Textual data has been a crucial data source for scientific inquiries and has produced insights in many fields. Recent methodological advancements in computational text analysis have enabled the analysis of large-scale textual data containing millions of documents. To be able to fully exploit these techniques and data sources, it is important to allow for data-driven discoveries while still integrating theory and prior knowledge into the analysis. In this project, we argue that constrained topic models are a suitable method to complete this integration. Constrained topic models are an approach to estimating latent themes in a text corpus, and the constraining extension allows one to place informative priors on a subset of the parameters. However, there is no formalized framework for how to utilize constrained topic models as a tool for integrating social theory in data-driven analysis.
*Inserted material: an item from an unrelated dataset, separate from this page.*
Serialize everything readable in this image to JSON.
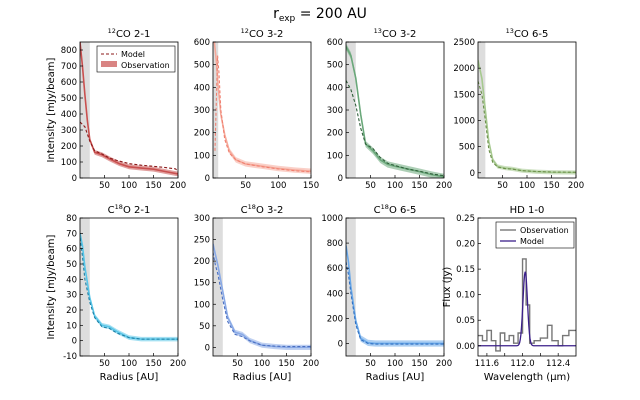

To fill this void, we propose a framework with the starting point of a theoretical construct(s) and describe several steps in how to end up with valid measurements for the categories of researchers’ interest. More precisely, we propose an iterative research process where theoretical and prior knowledge gets updated based on the analyses. Furthermore, we propose tools to validate the model, both from a sociological and from a statistical point of view. To highlight the utility of our approach, we use abortion discourse in the US Congress as a case where we apply our framework. Using this case, we show the fruitfulness of seeded topic models and our framework for theoretically driven sociological inquiries.